Now I just need to figure out how to embed youtube videos so I can get videos back on our site.


----------



## HannahBearsMom (Jul 31, 2011)

They are adorable! Is Nike really that brown, or is it just the photo? I thought I remembered her being more silver.


----------



## Tom King (Aug 2, 2006)

She's more silver, but it's just in the process of changing to more and more silver. I think it's the incandescent lights in there, and maybe the way I have the camera set.

I just figured out how to embed videos with the new software, so I can fix our website now, when I get the chance. I keep getting a "recovered from serious error" anytime I change anything. Once I get past that, it shouldn't take too long to get new stuff up.


----------



## sandypaws (Aug 8, 2012)

They are all adorable and so glad that the videos will be returning. Thanks, Tom.


----------



## andra (Aug 23, 2010)

In addition to the adorable puppies, the momma dog is absolutely beautiful


----------



## gelbergirl (Jun 9, 2007)

Darling little babies. Beautiful Mama.


----------



## Tom King (Aug 2, 2006)

I think the brown color must be another problem with the website. Nike's color doesn't look anything like that in the pictures on our computer. I guess you would call the stage she's in now "blue" with silver streaks. The silver coming in down at the roots is a lot lighter.


----------



## RitaandRiley (Feb 27, 2012)

Beautiful Tom. Thank you!


----------



## Missy (Nov 6, 2006)

They are such black beauties! So shiny!


----------



## misstray (Feb 6, 2011)

Missy said:


> They are such black beauties! So shiny!
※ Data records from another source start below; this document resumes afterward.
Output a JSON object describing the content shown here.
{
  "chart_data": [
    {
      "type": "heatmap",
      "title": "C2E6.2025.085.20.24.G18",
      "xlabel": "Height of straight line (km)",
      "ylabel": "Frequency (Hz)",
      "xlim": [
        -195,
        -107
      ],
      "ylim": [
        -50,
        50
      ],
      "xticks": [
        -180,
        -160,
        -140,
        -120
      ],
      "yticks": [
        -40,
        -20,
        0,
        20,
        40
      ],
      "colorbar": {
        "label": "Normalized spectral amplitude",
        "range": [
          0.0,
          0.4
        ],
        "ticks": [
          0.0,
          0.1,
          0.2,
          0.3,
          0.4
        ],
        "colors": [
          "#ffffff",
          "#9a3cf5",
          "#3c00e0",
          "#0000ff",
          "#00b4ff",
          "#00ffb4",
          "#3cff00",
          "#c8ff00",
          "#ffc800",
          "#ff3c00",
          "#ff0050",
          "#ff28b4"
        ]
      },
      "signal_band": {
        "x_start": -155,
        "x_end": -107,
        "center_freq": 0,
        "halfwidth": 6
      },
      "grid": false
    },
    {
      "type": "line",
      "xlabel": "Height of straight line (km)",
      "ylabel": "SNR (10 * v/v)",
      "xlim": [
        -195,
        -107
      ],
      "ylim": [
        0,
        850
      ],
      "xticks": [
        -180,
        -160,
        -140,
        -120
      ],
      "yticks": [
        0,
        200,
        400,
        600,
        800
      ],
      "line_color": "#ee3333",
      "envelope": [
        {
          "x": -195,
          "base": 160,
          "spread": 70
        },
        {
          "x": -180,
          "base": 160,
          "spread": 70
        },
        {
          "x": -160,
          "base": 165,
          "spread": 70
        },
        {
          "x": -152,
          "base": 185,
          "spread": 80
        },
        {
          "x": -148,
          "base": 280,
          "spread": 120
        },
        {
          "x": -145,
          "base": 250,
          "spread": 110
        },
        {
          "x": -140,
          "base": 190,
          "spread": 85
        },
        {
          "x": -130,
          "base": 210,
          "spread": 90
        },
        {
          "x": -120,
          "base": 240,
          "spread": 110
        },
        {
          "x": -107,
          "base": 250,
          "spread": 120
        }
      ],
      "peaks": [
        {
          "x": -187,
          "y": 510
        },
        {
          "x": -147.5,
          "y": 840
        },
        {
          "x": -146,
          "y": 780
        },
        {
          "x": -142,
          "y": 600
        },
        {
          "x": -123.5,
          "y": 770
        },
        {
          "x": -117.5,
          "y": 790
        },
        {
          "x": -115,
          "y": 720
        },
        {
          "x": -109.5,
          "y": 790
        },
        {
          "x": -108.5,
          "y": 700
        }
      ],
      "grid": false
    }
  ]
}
That's what I noticed too...the shininess!

Totally adorable.


----------



## NvonS (Jul 8, 2010)

Beautiful! It will be fun to watch them grow.


----------



## RickR (Feb 15, 2007)

They all so cute. Do they have names yet?


----------



## Nancy Collins (Mar 20, 2013)

*can't see pics*

When I click on the link, I only see the pics of Razzle and Frolic's last litters.


----------



## Tom King (Aug 2, 2006)

Nancy, Your browser is using an old version of the page that it saved from the last time you were there. Hit the refresh button-the little circle with the arrow pointing clockwise if you are using Windows 7.


----------



## morriscsps (Aug 17, 2010)

Awwww! pure puppy goodness.  I needed that this morning.


----------



## Suzi (Oct 27, 2010)

I would have a hard time telling some of them apart. Its like triplets and twins! Mom looks beautiful.


----------



## trueblue (Jan 22, 2008)

They are all just adorable, but I love the one with the most white on the chin and white feet...those sweet baby eyes


----------



## Nancy Collins (Mar 20, 2013)

Thanks Tom! I see them now.  So precious! Sonic (Beetle) turns two tomorrow...I can't believe he is already 2! He will always be my baby! I will try to post pics tomorrow of his birthday. ;-)


----------



## Nancy Collins (Mar 20, 2013)

oops...his birthday is actually the 18th!


----------



## clare (Feb 6, 2010)

Time flies when you are puppy watching!


----------



## Lola :) (Nov 20, 2012)

So precious and sweet. I was also thinking how gorgeous Mama is! What a beautiful litter.


----------



## Charleysmom (Dec 6, 2011)

Beautiful puppies. Looking forward to seeing more pictures.


----------